Santa Monica, CA ‘ The Foundation for Taxpayer and Consumer Rights called upon California Assembly Speaker Fabian Nunez to significantly amend his legislation allowing telephone companies to provide video services without requiring the same local accountability that applies to cable companies.
“Mr. Speaker, this is a defining moment for you and consumers in California,” wrote FTCR president Jamie Court. “AT&T has dominated this debate. We hope amendments in the Senate will restore balance to this debate and improve history’s recollection of it’. No one likes big bad cable companies that gouge consumers or the cable guy that keeps you waiting all day. But freeing telephone companies from the control of local cable franchise rules isn’t in consumers’ interest either.”

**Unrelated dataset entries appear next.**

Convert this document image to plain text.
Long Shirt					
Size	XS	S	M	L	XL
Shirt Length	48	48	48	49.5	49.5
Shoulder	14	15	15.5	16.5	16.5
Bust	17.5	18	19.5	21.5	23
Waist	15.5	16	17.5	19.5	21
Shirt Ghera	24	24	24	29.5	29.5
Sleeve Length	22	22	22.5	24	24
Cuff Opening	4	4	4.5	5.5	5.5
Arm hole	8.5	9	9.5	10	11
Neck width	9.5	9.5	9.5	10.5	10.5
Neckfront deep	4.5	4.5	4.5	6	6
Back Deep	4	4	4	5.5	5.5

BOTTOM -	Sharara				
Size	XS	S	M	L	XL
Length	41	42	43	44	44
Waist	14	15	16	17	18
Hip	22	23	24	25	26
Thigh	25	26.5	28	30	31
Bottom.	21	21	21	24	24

FTCR called for the following amendments to AB 2987 in light of passage last week of federal legislation in the House of Representatives giving telephone companies new power to provide video services without local franchises and to charge fees for express Internet access. Nunez was asked to:
1) Establish reasonable requirements for a local franchise for telecommunications companies wishing to provide video services, thereby answering complaints by AT&T about unreasonable hurdles at the local level, but not to eviscerate (as is currently proposed) the local franchise with a meaningless state franchise;
2) Require, as a condition of receiving a franchise, that telecommunications companies agree to “net neutrality” on their new video/Internet pipelines for the duration of the franchise;
3) Guarantee, as cable companies have recommended, that telephone companies not be allowed to redline and be subject to equal build-out requirements now required of cable companies;
4) Not weaken obligations that now exist under local cable franchises in order to win cable companies’ support for AB 2987;
5) Require telephone companies to offer a basic, low-cost package of video services to low income individuals.